Surface plasmon resonance (SPR) is a biotechnology that uses biosensing chips to analyze the interaction relationships between molecules.
SPR can be used in life science fields such as proteomics, cell signaling, receptor-ligand, antibody-antigen molecule draping, immune recognition, cancer research and new drug screening for real-time and dynamic study of biomolecular interaction processes such as protein-protein, protein-nucleic acid, and new drug molecule-target protein.
With the help of traditional optical phenomena, SPR uses light to generate evocative waves in different media to generate resonance with plasma waves, and then constructs biomolecular interaction to detect the interaction between ligand and analyte on the biosensor chip.
The light source of the SPR biosensor is polarized light. The surface of the sensing chip is coated with a gold film. For the experiment, a biomolecule (target molecule) is first immobilized on the surface of the gold film. Then the molecule with which it interacts is dissolved in a solution (or mixture) and flowed across the chip surface. The resonance angle changes as the protein on the gold film chip and the molecule in the flow path bind and have dissociation. The detector detects this change, according to this change curve for graphical analysis. The intermolecular binding constant Ka, dissociation constant Kd or affinity constant KD can be derived.
Principle of SPR sensor (Yanase et al., 2014)
The advantages of the surface plasmon resonance sensing technique include no labeling; high sensitivity; fast, accurate, efficient and targeted detection of the corresponding results; and low injection volume requirements.
A typical SPR assay includes five steps: (1) sample and buffer preparation; (2) ligand immobilization on chip surface; (3) analyte measurement; (4) surface regeneration, and (5) data analysis.
Applications of surface plasmon resonance sensors (Rifat et al., 2019)
1. Drug development
Screening of drugs is one of the essential parts of conducting drug research.SPR is widely used for drug screening due to its rapid selection of fragments with binding affinity. It provides kinetic data on biomolecular interactions, enabling researchers to quantify the binding properties of lead compounds to their targets in terms of affinity, specificity and binding/dissociation rates in parallel.

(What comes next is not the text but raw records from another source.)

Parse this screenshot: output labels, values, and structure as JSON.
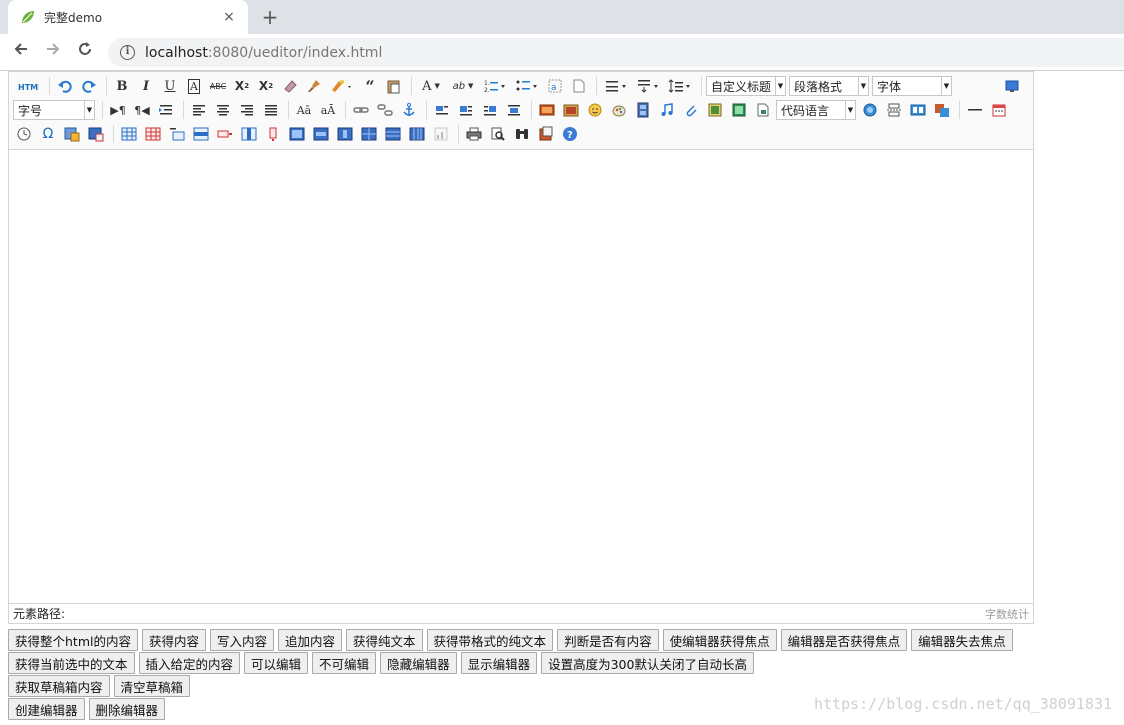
{
  "browser": {
    "tab_title": "完整demo",
    "close_glyph": "×",
    "newtab_glyph": "+",
    "url_host": "localhost",
    "url_rest": ":8080/ueditor/index.html"
  },
  "editor": {
    "toolbar": {
      "row1": [
        "html",
        "undo",
        "redo",
        "bold",
        "italic",
        "underline",
        "fontborder",
        "strikethrough",
        "superscript",
        "subscript",
        "removeformat",
        "formatmatch",
        "autotypeset",
        "blockquote",
        "pasteplain",
        "forecolor",
        "backcolor",
        "insertorderedlist",
        "insertunorderedlist",
        "selectall",
        "cleardoc",
        "rowspacingtop",
        "rowspacingbottom",
        "lineheight",
        "customstyle",
        "paragraph",
        "fontfamily",
        "fontsize",
        "fullscreen"
      ],
      "combos": {
        "customstyle": "自定义标题",
        "paragraph": "段落格式",
        "fontfamily": "字体",
        "fontsize": "字号",
        "insertcode": "代码语言"
      }
    },
    "statusbar": {
      "path_label": "元素路径:",
      "wordcount_label": "字数统计"
    }
  },
  "buttons": {
    "row1": [
      "获得整个html的内容",
      "获得内容",
      "写入内容",
      "追加内容",
      "获得纯文本",
      "获得带格式的纯文本",
      "判断是否有内容",
      "使编辑器获得焦点",
      "编辑器是否获得焦点",
      "编辑器失去焦点"
    ],
    "row2": [
      "获得当前选中的文本",
      "插入给定的内容",
      "可以编辑",
      "不可编辑",
      "隐藏编辑器",
      "显示编辑器",
      "设置高度为300默认关闭了自动长高"
    ],
    "row3": [
      "获取草稿箱内容",
      "清空草稿箱"
    ],
    "row4": [
      "创建编辑器",
      "删除编辑器"
    ]
  },
  "watermark": "https://blog.csdn.net/qq_38091831",
  "colors": {
    "accent": "#1a73e8",
    "toolbar_bg": "#fafafa",
    "button_bg": "#efefef"
  }
}
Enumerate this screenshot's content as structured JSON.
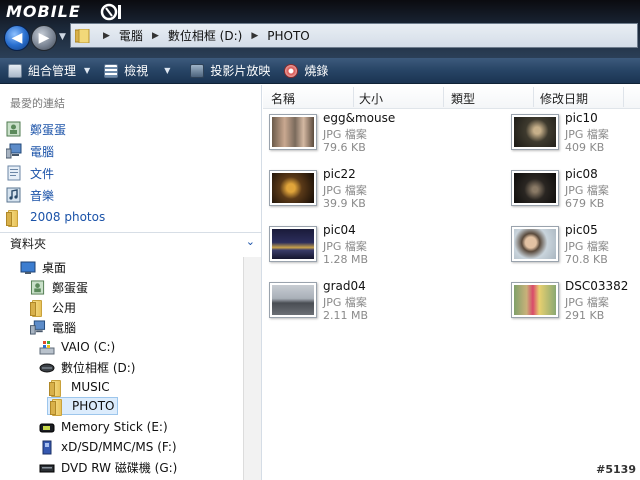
{
  "header": {
    "brand": "MOBILE",
    "breadcrumb": [
      "電腦",
      "數位相框 (D:)",
      "PHOTO"
    ]
  },
  "toolbar": {
    "organize": "組合管理",
    "views": "檢視",
    "slideshow": "投影片放映",
    "burn": "燒錄"
  },
  "favorites": {
    "heading": "最愛的連結",
    "items": [
      {
        "label": "鄭蛋蛋",
        "icon": "user-folder-icon"
      },
      {
        "label": "電腦",
        "icon": "computer-icon"
      },
      {
        "label": "文件",
        "icon": "documents-icon"
      },
      {
        "label": "音樂",
        "icon": "music-icon"
      },
      {
        "label": "2008 photos",
        "icon": "folder-icon"
      }
    ]
  },
  "folders": {
    "heading": "資料夾",
    "tree": [
      {
        "label": "桌面",
        "icon": "desktop-icon"
      },
      {
        "label": "鄭蛋蛋",
        "icon": "user-folder-icon"
      },
      {
        "label": "公用",
        "icon": "folder-icon"
      },
      {
        "label": "電腦",
        "icon": "computer-icon"
      },
      {
        "label": "VAIO (C:)",
        "icon": "windows-drive-icon"
      },
      {
        "label": "數位相框 (D:)",
        "icon": "drive-icon"
      },
      {
        "label": "MUSIC",
        "icon": "folder-icon"
      },
      {
        "label": "PHOTO",
        "icon": "folder-icon"
      },
      {
        "label": "Memory Stick (E:)",
        "icon": "memory-stick-icon"
      },
      {
        "label": "xD/SD/MMC/MS (F:)",
        "icon": "card-reader-icon"
      },
      {
        "label": "DVD RW 磁碟機 (G:)",
        "icon": "dvd-drive-icon"
      }
    ]
  },
  "columns": [
    "名稱",
    "大小",
    "類型",
    "修改日期"
  ],
  "files": [
    {
      "name": "egg&mouse",
      "type": "JPG 檔案",
      "size": "79.6 KB"
    },
    {
      "name": "pic10",
      "type": "JPG 檔案",
      "size": "409 KB"
    },
    {
      "name": "pic22",
      "type": "JPG 檔案",
      "size": "39.9 KB"
    },
    {
      "name": "pic08",
      "type": "JPG 檔案",
      "size": "679 KB"
    },
    {
      "name": "pic04",
      "type": "JPG 檔案",
      "size": "1.28 MB"
    },
    {
      "name": "pic05",
      "type": "JPG 檔案",
      "size": "70.8 KB"
    },
    {
      "name": "grad04",
      "type": "JPG 檔案",
      "size": "2.11 MB"
    },
    {
      "name": "DSC03382",
      "type": "JPG 檔案",
      "size": "291 KB"
    }
  ],
  "watermark": "#5139"
}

Quantitative kinetics of compound binding can be used to better understand the binding mechanisms and processes, as well as the effects induced by changes in chemical structure. Screening and selection of developed drugs can be used to more efficiently find the most effective drug for a disease, identify the most suitable drug with the appropriate active ingredient, and increase the speed and efficiency of new drug innovation.

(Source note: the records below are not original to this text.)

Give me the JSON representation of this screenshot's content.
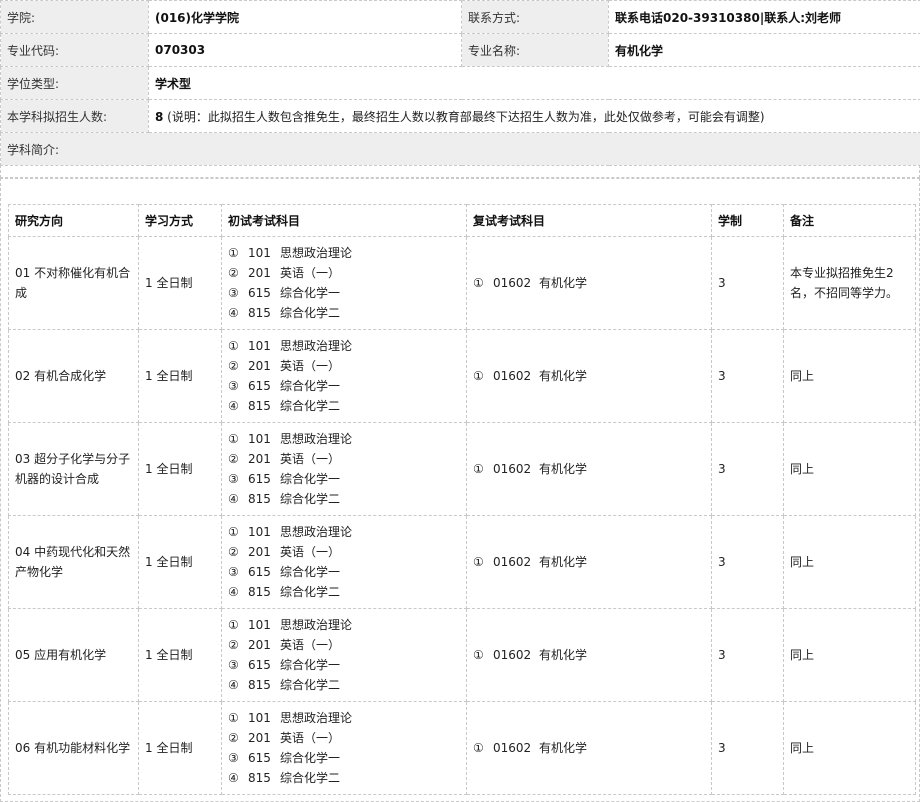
{
  "info": {
    "college_label": "学院:",
    "college_value": "(016)化学学院",
    "contact_label": "联系方式:",
    "contact_value": "联系电话020-39310380|联系人:刘老师",
    "major_code_label": "专业代码:",
    "major_code_value": "070303",
    "major_name_label": "专业名称:",
    "major_name_value": "有机化学",
    "degree_type_label": "学位类型:",
    "degree_type_value": "学术型",
    "enroll_label": "本学科拟招生人数:",
    "enroll_value": "8",
    "enroll_note": " (说明：此拟招生人数包含推免生，最终招生人数以教育部最终下达招生人数为准，此处仅做参考，可能会有调整)",
    "intro_label": "学科简介:"
  },
  "table": {
    "headers": [
      "研究方向",
      "学习方式",
      "初试考试科目",
      "复试考试科目",
      "学制",
      "备注"
    ],
    "rows": [
      {
        "direction": "01 不对称催化有机合成",
        "mode": "1 全日制",
        "exams": [
          {
            "idx": "①",
            "code": "101",
            "name": "思想政治理论"
          },
          {
            "idx": "②",
            "code": "201",
            "name": "英语（一）"
          },
          {
            "idx": "③",
            "code": "615",
            "name": "综合化学一"
          },
          {
            "idx": "④",
            "code": "815",
            "name": "综合化学二"
          }
        ],
        "retest": {
          "idx": "①",
          "code": "01602",
          "name": "有机化学"
        },
        "years": "3",
        "remark": "本专业拟招推免生2名，不招同等学力。"
      },
      {
        "direction": "02 有机合成化学",
        "mode": "1 全日制",
        "exams": [
          {
            "idx": "①",
            "code": "101",
            "name": "思想政治理论"
          },
          {
            "idx": "②",
            "code": "201",
            "name": "英语（一）"
          },
          {
            "idx": "③",
            "code": "615",
            "name": "综合化学一"
          },
          {
            "idx": "④",
            "code": "815",
            "name": "综合化学二"
          }
        ],
        "retest": {
          "idx": "①",
          "code": "01602",
          "name": "有机化学"
        },
        "years": "3",
        "remark": "同上"
      },
      {
        "direction": "03 超分子化学与分子机器的设计合成",
        "mode": "1 全日制",
        "exams": [
          {
            "idx": "①",
            "code": "101",
            "name": "思想政治理论"
          },
          {
            "idx": "②",
            "code": "201",
            "name": "英语（一）"
          },
          {
            "idx": "③",
            "code": "615",
            "name": "综合化学一"
          },
          {
            "idx": "④",
            "code": "815",
            "name": "综合化学二"
          }
        ],
        "retest": {
          "idx": "①",
          "code": "01602",
          "name": "有机化学"
        },
        "years": "3",
        "remark": "同上"
      },
      {
        "direction": "04 中药现代化和天然产物化学",
        "mode": "1 全日制",
        "exams": [
          {
            "idx": "①",
            "code": "101",
            "name": "思想政治理论"
          },
          {
            "idx": "②",
            "code": "201",
            "name": "英语（一）"
          },
          {
            "idx": "③",
            "code": "615",
            "name": "综合化学一"
          },
          {
            "idx": "④",
            "code": "815",
            "name": "综合化学二"
          }
        ],
        "retest": {
          "idx": "①",
          "code": "01602",
          "name": "有机化学"
        },
        "years": "3",
        "remark": "同上"
      },
      {
        "direction": "05 应用有机化学",
        "mode": "1 全日制",
        "exams": [
          {
            "idx": "①",
            "code": "101",
            "name": "思想政治理论"
          },
          {
            "idx": "②",
            "code": "201",
            "name": "英语（一）"
          },
          {
            "idx": "③",
            "code": "615",
            "name": "综合化学一"
          },
          {
            "idx": "④",
            "code": "815",
            "name": "综合化学二"
          }
        ],
        "retest": {
          "idx": "①",
          "code": "01602",
          "name": "有机化学"
        },
        "years": "3",
        "remark": "同上"
      },
      {
        "direction": "06 有机功能材料化学",
        "mode": "1 全日制",
        "exams": [
          {
            "idx": "①",
            "code": "101",
            "name": "思想政治理论"
          },
          {
            "idx": "②",
            "code": "201",
            "name": "英语（一）"
          },
          {
            "idx": "③",
            "code": "615",
            "name": "综合化学一"
          },
          {
            "idx": "④",
            "code": "815",
            "name": "综合化学二"
          }
        ],
        "retest": {
          "idx": "①",
          "code": "01602",
          "name": "有机化学"
        },
        "years": "3",
        "remark": "同上"
      }
    ]
  }
}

2. Biological drug quality control
1) Evaluation of immunogenicity
Biological drugs are immunogenic, and when repeatedly administered several times, antibodies are produced in animals and even in humans. This may be caused by differences in structure or properties between recombinant and natural proteins. Anti-drug antibodies can form complexes with the drug, which can neutralize the drug activity or interfere with the normal metabolism of the drug. Therefore, immunogenicity is one of the important indicators to evaluate the safety of biological drugs. The SPR technique is sensitive and can be used to detect the immunogenicity of antibodies at low concentrations.
2) Determination of binding activity
In the quality standards of most biological drugs, activity assay is an important indicator to evaluate the potency of the active ingredient of the drug. Activity assay is generally divided into binding activity assay and biological activity assay. The former is to evaluate the ability of the drug to bind to the target receptor, while the latter evaluates the ability of the drug to induce relevant immunological responses after binding to the target. SPR technology is faster and more efficient than ELISA, and is currently used to examine the binding activity of therapeutic monoclonal antibody products.
3) Detection of residual host cell DNA
The residual DNA of passaged cell lines is tumorigenic and virulently infectious. The relevant metabolic pathways and mechanisms are unknown and pose a certain threat to human health, so quality control of residual DNA in host cells is needed. Currently, q-PCR technology is commonly used, but PCR technology has time-consuming, easy to contaminate and other detection problems. Some studies have shown that SPR technology can be used for DNA detection.
4) Control of microbial contamination
The vast majority of biological drugs are intravenous or subcutaneously injected products, which require strict control of microbial contamination, otherwise it will bring great safety risks to patients. Currently, culture methods are commonly used to identify and control bacteria and other microorganisms. However, this method has disadvantages such as time-consuming and easy contamination. SPR technology allows for faster detection of microorganisms.
3. Food safety
Detection of toxic residues in food is an important task in the field of food safety. Currently SPR technology can detect pesticides, herbicides, biotoxins and environmental contaminants in food.